After seminary studies, he was prefect of students at Maria Bickesheim (1957-1959) and prefect at Gars am Inn (1960-1962) as well as teaching religion to high school students at Riedlingen in 1960. Fr. Hoeppe had a series of appointments as associate pastor to parishes: at Forchheim (1962-1963), where he also taught religion at the local high school; at Schonenberg (1963-1964), where he directed pilgrimages and also taught religion; at Reidlingen (1964-1965) and at Stuttgart Botnang (1965-1966).

After an appointment to Wurzburg in 1966, he came to Canada. Among his many duties in the German parish, he was responsible for the operation at Settlement House with its day care programme and religious and cultural events for German Canadians. Presiding at the German Sunday liturgies, Fr. Hoeppe often made sure that the German choir was an integral part of the celebrations. Dedicated to the welfare of the German Catholic community, he was known for his pastoral care, especially to the sick and housebound.

Mrs. Luxbacher said in an interview with The Catholic Register that Fr.
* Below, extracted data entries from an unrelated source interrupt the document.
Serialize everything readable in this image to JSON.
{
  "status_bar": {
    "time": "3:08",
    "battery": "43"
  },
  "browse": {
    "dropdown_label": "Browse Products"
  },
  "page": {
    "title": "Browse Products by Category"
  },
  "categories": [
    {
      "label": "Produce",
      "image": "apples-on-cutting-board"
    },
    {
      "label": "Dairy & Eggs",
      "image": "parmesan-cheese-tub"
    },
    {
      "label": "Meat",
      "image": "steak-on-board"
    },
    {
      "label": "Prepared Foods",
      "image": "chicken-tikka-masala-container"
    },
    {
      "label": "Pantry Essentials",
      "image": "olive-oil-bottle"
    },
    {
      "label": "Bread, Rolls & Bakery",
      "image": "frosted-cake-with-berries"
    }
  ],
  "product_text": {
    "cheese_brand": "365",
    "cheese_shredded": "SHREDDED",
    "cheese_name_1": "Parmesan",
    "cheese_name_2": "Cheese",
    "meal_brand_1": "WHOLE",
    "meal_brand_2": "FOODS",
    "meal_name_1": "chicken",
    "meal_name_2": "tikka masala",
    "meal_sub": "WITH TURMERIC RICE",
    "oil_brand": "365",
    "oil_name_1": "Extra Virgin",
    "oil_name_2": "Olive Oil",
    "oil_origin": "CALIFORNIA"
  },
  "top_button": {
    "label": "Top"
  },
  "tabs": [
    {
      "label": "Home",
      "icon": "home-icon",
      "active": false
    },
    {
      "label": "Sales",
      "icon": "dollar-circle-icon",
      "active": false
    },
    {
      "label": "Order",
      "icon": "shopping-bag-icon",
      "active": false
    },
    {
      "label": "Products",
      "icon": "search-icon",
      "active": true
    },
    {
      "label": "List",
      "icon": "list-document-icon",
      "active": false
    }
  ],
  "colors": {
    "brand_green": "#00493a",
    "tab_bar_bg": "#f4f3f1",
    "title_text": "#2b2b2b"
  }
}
Hoeppe diligently looked after the sick, going to their homes, hospitals and nursing homes. “He was very kind to them.”

Fr. Santo Arrigo, who took over as pastor of St. Patrick’s when the German and English parishes merged in 2011, recalled Fr. Hoeppe as a quiet, gentle man who always had a smile.

After the Mass, Fr. Hoeppe’s body was buried in the Redemptorist plot in Mount Hope cemetery, Toronto.